Such metrics exist. I've seen the evidence in the past with regards to software for automotive control (running the engine). Basically if you have to recall 300000 cars to be fixed at your cost (even just an ECU software upgrade) you have at the very least say 300000 hours of technician time and all the rest. Plus possibly if it was bad a few lawsuits to burn cash defending or paying out on.
I think full life cycle metrics in automotive put bug fixing once a vehicle was out the door at something like 50 - 200 times the cost of finding it early on during design reviews, code reviews and ultimately testing of unit, module and system as different stages.
But in that instance you are talking scale of units in the millions ultimately with many years of life so many millions of operational years in which bugs can bite! Plus the goods are high value. If you are talking low value goods and a few thousand copies well loose it under GPL with suitable disclaimers of suitability of anything is denied:-)

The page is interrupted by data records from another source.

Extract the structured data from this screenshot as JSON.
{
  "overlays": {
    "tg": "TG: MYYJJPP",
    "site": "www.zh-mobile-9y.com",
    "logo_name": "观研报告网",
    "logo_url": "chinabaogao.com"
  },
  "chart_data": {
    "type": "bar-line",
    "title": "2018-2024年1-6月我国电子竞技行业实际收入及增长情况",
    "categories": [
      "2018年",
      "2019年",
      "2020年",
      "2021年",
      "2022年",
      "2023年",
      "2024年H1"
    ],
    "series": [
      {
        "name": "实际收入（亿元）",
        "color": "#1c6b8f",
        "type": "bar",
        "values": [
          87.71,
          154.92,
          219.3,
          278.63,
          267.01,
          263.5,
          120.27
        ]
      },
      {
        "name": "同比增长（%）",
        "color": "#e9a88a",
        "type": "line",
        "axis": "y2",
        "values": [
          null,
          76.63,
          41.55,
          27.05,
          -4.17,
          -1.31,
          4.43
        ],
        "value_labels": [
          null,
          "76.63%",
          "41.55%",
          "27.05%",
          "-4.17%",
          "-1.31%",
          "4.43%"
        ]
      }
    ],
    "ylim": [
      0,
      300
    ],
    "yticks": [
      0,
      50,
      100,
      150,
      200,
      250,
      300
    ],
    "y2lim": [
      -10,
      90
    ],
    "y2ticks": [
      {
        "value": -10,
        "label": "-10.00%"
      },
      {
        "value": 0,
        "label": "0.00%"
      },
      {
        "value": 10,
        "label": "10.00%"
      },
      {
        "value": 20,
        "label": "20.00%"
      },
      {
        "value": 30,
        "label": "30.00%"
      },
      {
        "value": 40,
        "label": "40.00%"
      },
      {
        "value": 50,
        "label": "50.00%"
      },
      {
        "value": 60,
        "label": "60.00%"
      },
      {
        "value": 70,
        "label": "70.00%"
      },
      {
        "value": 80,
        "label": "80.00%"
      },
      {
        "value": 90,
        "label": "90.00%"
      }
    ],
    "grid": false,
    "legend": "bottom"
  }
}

You get the picture, you might not be able to prove what you want because it is a time money equation with varied parameters.
In short you need the metrics for what you are focussed on and gathering those metrics may cost more than it's worth. The collection cost itself is a similar time money equation to consider in advance. Reality for contractor style companies is they don't want to bother testing because they get to fix the things they break in adding features for you or fixing other bugs. Testing is a path to being redundant.